Fragrance makers marketing strategies… and the love profusion
After turning up their noses at the fragrance counter for years, women are slowly drifting back.
One big reason is that the products have changed: In the casual, dot-com 1990s, fragrance companies flooded the market with fresh, simple scents, the so-called no-fragrance fragrances epitomized by Calvin Klein‘s popular CK One. But then fragrances became so light that many women began to think, “Why bother?” says Deborah Walters, senior vice president for fragrance and cosmetics at Saks Fifth Avenue.

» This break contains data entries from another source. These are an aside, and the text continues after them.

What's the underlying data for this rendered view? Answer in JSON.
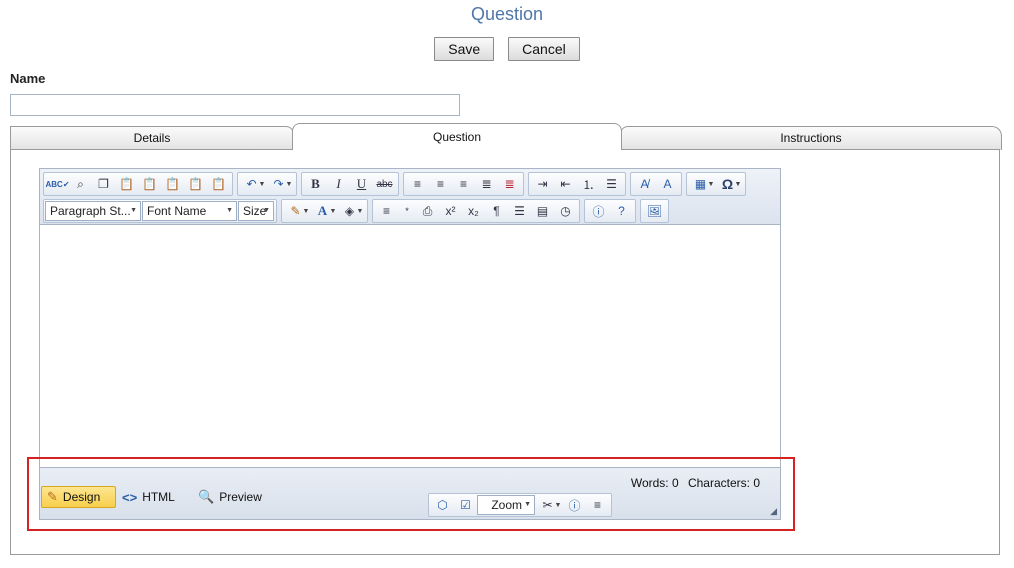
{
  "page": {
    "title": "Question",
    "save_label": "Save",
    "cancel_label": "Cancel"
  },
  "name_field": {
    "label": "Name",
    "value": "",
    "placeholder": ""
  },
  "tabs": [
    {
      "label": "Details",
      "selected": false
    },
    {
      "label": "Question",
      "selected": true
    },
    {
      "label": "Instructions",
      "selected": false
    }
  ],
  "editor": {
    "toolbar_row1_icons": [
      "spellcheck-icon",
      "find-replace-icon",
      "copy-icon",
      "paste-icon",
      "paste-from-word-icon",
      "paste-plain-text-icon",
      "paste-as-html-icon",
      "paste-html-icon",
      "undo-icon",
      "redo-icon",
      "bold-icon",
      "italic-icon",
      "underline-icon",
      "strikethrough-icon",
      "align-left-icon",
      "align-center-icon",
      "align-right-icon",
      "justify-icon",
      "remove-alignment-icon",
      "indent-icon",
      "outdent-icon",
      "numbered-list-icon",
      "bulleted-list-icon",
      "format-stripper-icon",
      "text-direction-icon",
      "table-icon",
      "symbol-icon"
    ],
    "paragraph_style": "Paragraph St...",
    "font_name": "Font Name",
    "font_size": "Size",
    "symbol_glyph": "Ω",
    "content": "",
    "modes": {
      "design": "Design",
      "html": "HTML",
      "preview": "Preview",
      "active": "Design"
    },
    "zoom_label": "Zoom",
    "words": "Words: 0",
    "characters": "Characters: 0"
  },
  "colors": {
    "title": "#4f76a8",
    "highlight_border": "#d62222",
    "active_mode": "#f8cf4d"
  }
}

In 2001, fragrance sales took a nose dive and fell for two more years.
“There has been too much new-ness,” says Patrick Bousquet-Chavanne, group president of Estee Lauder and chairman of the Fragrance Foundation. “The prestige category unfortunately cannot be sustained if you keep up the rate of product launches.”
To stand out from the crowd and reach new audiences, fragrance makers are expanding their marketing beyond the traditional venue of women’s fashion magazines, while giving a steep boost to their marketing spending, raising the stakes as high as $20 million for a single fragrance launch.
Estee Lauder licensed Madonna‘s recent single “Love Profusion” to accompany ethereal new ads for a lush new floral fragrance, Beyond Paradise. The ads ran in about 10,000 movie theaters, a first for a “prestige” fragrance, as well as on youth-oriented cable channels like MTV, E! and VH1.